D3D Cinema and Christie have completed R&D testing on a laser-illuminated digital giant dome projection system. Client demonstrations will commence this fall, with the first installations on target for 2016.
“After a year of development, the final dome test phase was conducted last week alongside engineers from Christie, D3D, and selected third-party technology partners,” said Derek Threinen, vice president of sales and business development at D3D Cinema. “This dome solution, at long last, will bring the economic and qualitative advantages of digital and laser to our dome partners – a contingent that was largely excluded from the digital revolution without laser projection capability. We listened all along to the priorities of dome representatives and worked closely with Christie to deliver an outstanding, ultra-bright single projector solution that takes advantage of existing theater and doghouse configurations, warrants no theater capacity loss, limits construction requirements, and assures regulatory approvals. Theaters have asked for a system that was simple and open: no multi-projector calibration issues, no real-time warping complications, no closed-system distribution source limitations.”
“With an in-house team comprising multiple former museum dome operators, D3D was able to create a system design that met a number of qualitative and operational criteria,” said Bryan Boehme, director of location based entertainment, Americas, Christie. “First and foremost, we needed to achieve a picture quality that D3D’s dome clients and their customers deserved, taking advantage of the full dome real estate. Second, it was imperative that the system be future proof, allowing for modular, scalable upgrades as new cinema technologies and production trends come to market. These include high frame rate playback up to 120fps, Rec2020 support, and high dynamic range – a powerful technology on the horizon that allows lasers to deliver on their promise. Christie offers a solution that checks off all the boxes and we are thrilled to introduce our laser dome solution to the market.”
The Museum of Science and Industry in Tampa, Florida graciously provided D3D and Christie access to the theater to conduct the most recent technical tests. “I was able to peek in for a quick look,” said Molly Demeulenaere, president and CEO of MOSI. “Honestly, it was stunning! Bright, sharp, beautiful!”

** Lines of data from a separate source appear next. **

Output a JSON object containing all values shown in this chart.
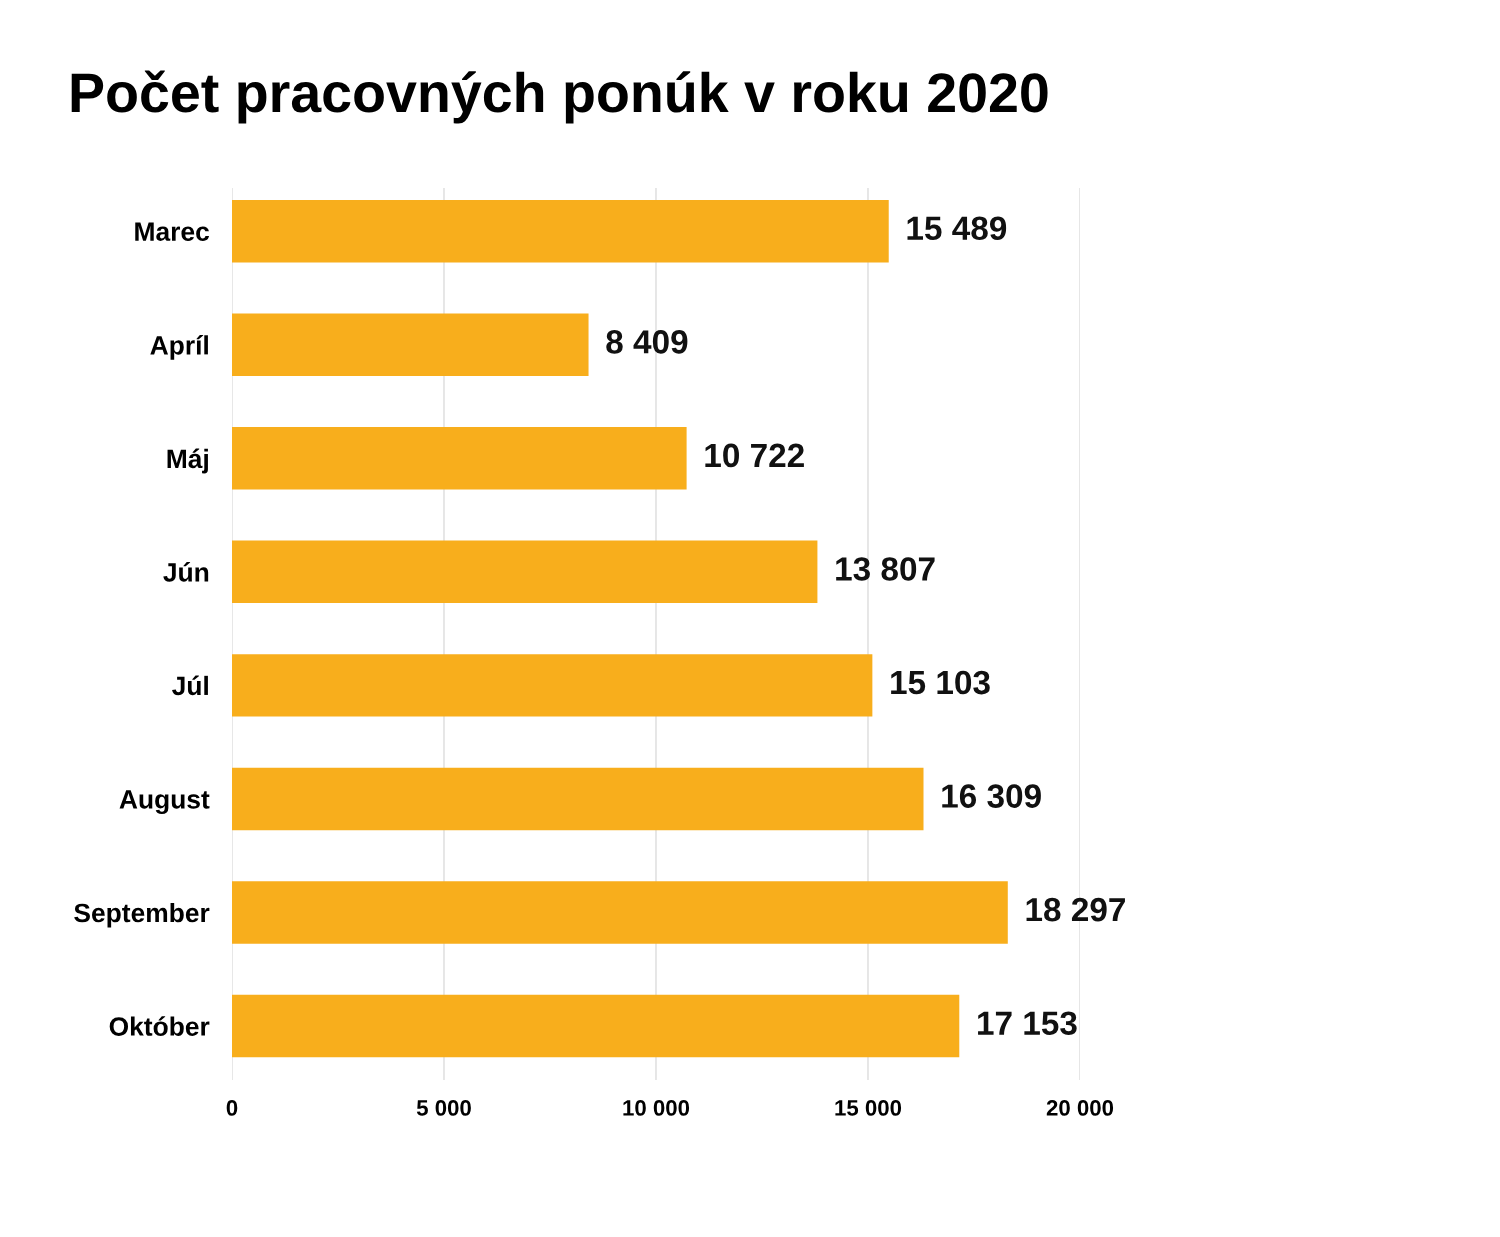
{
  "chart_data": {
    "type": "bar",
    "orientation": "horizontal",
    "title": "Počet pracovných ponúk v roku 2020",
    "categories": [
      "Marec",
      "Apríl",
      "Máj",
      "Jún",
      "Júl",
      "August",
      "September",
      "Október"
    ],
    "values": [
      15489,
      8409,
      10722,
      13807,
      15103,
      16309,
      18297,
      17153
    ],
    "value_labels": [
      "15 489",
      "8 409",
      "10 722",
      "13 807",
      "15 103",
      "16 309",
      "18 297",
      "17 153"
    ],
    "color": "#f8ae1c",
    "xlim": [
      0,
      20000
    ],
    "xticks": [
      0,
      {
        "value": 5000,
        "label": "5 000"
      },
      {
        "value": 10000,
        "label": "10 000"
      },
      {
        "value": 15000,
        "label": "15 000"
      },
      {
        "value": 20000,
        "label": "20 000"
      }
    ],
    "grid": "x",
    "legend": false
  }
}
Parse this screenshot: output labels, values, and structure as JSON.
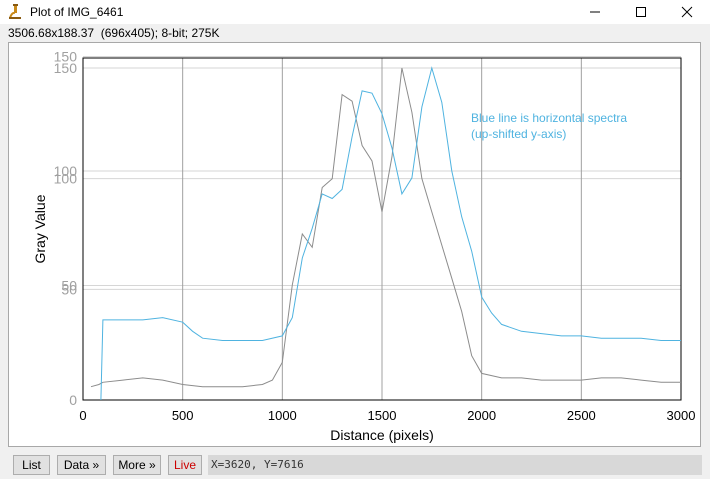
{
  "window": {
    "title": "Plot of IMG_6461",
    "app_icon": "microscope-icon",
    "controls": [
      "minimize-icon",
      "maximize-icon",
      "close-icon"
    ]
  },
  "info": {
    "text": "3506.68x188.37  (696x405); 8-bit; 275K"
  },
  "toolbar": {
    "list_label": "List",
    "data_label": "Data »",
    "more_label": "More »",
    "live_label": "Live",
    "coords_text": "X=3620, Y=7616"
  },
  "colors": {
    "gray_series": "#8c8c8c",
    "blue_series": "#4fb3e0",
    "annotation": "#4fb3e0",
    "grid": "#d6d6d6",
    "grid_major_x": "#a0a0a0",
    "live": "#cc0000"
  },
  "chart_data": {
    "type": "line",
    "xlabel": "Distance (pixels)",
    "ylabel": "Gray Value",
    "xlim": [
      0,
      3000
    ],
    "x_ticks": [
      "0",
      "500",
      "1000",
      "1500",
      "2000",
      "2500",
      "3000"
    ],
    "ylim_gray": [
      0,
      150
    ],
    "y_ticks_gray": [
      "0",
      "50",
      "100",
      "150"
    ],
    "ylim_blue": [
      0,
      145
    ],
    "y_ticks_blue": [
      "50",
      "100",
      "150"
    ],
    "annotation_lines": [
      "Blue line is horizontal spectra",
      "(up-shifted y-axis)"
    ],
    "grid": true,
    "series": [
      {
        "color_key": "gray_series",
        "scale": "gray",
        "x": [
          40,
          80,
          100,
          200,
          300,
          400,
          500,
          600,
          700,
          800,
          900,
          950,
          1000,
          1050,
          1100,
          1150,
          1200,
          1250,
          1300,
          1350,
          1400,
          1450,
          1500,
          1550,
          1600,
          1650,
          1700,
          1750,
          1800,
          1850,
          1900,
          1950,
          2000,
          2100,
          2200,
          2300,
          2400,
          2500,
          2600,
          2700,
          2800,
          2900,
          3000
        ],
        "y": [
          6,
          7,
          8,
          9,
          10,
          9,
          7,
          6,
          6,
          6,
          7,
          9,
          17,
          52,
          75,
          69,
          96,
          100,
          138,
          135,
          115,
          108,
          85,
          110,
          150,
          130,
          100,
          85,
          70,
          55,
          40,
          20,
          12,
          10,
          10,
          9,
          9,
          9,
          10,
          10,
          9,
          8,
          8
        ]
      },
      {
        "color_key": "blue_series",
        "scale": "blue",
        "x": [
          90,
          100,
          200,
          300,
          400,
          500,
          550,
          600,
          700,
          800,
          900,
          1000,
          1050,
          1100,
          1150,
          1200,
          1250,
          1300,
          1350,
          1400,
          1450,
          1500,
          1550,
          1600,
          1650,
          1700,
          1750,
          1800,
          1850,
          1900,
          1950,
          2000,
          2050,
          2100,
          2200,
          2300,
          2400,
          2500,
          2600,
          2700,
          2800,
          2900,
          3000
        ],
        "y": [
          0,
          35,
          35,
          35,
          36,
          34,
          30,
          27,
          26,
          26,
          26,
          28,
          36,
          62,
          75,
          90,
          88,
          92,
          115,
          135,
          134,
          125,
          110,
          90,
          97,
          128,
          145,
          130,
          100,
          80,
          65,
          45,
          38,
          33,
          30,
          29,
          28,
          28,
          27,
          27,
          27,
          26,
          26
        ]
      }
    ]
  }
}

“As a former museum dome theater operator, I know firsthand how incredibly unique giant domes can be in their communities, providing a level of immersion unequalled in the home or multiplex,” said Andy Wood, senior vice president at D3D Cinema. “In the interest of retaining an extraordinary experience but with an eye on the bottom line, our dome theater clients are wisely reevaluating their options, exploring the new economic possibilities and working out the long-term math. I’m proud that D3D can now offer these dome theaters a new morning, saving them hundreds of thousands of dollars per year in operating costs, eliminating, among other things, the high maintenance fees and brand licensing costs of the past. And with D3D’s ability to provide upfront lease financing, we can offer a CFO-friendly business model. In short, we are doing our very best to make our dome theater partners prosperous again, allowing them to redeploy some of these valuable operational savings into marketing a theater experience that is truly extraordinary.”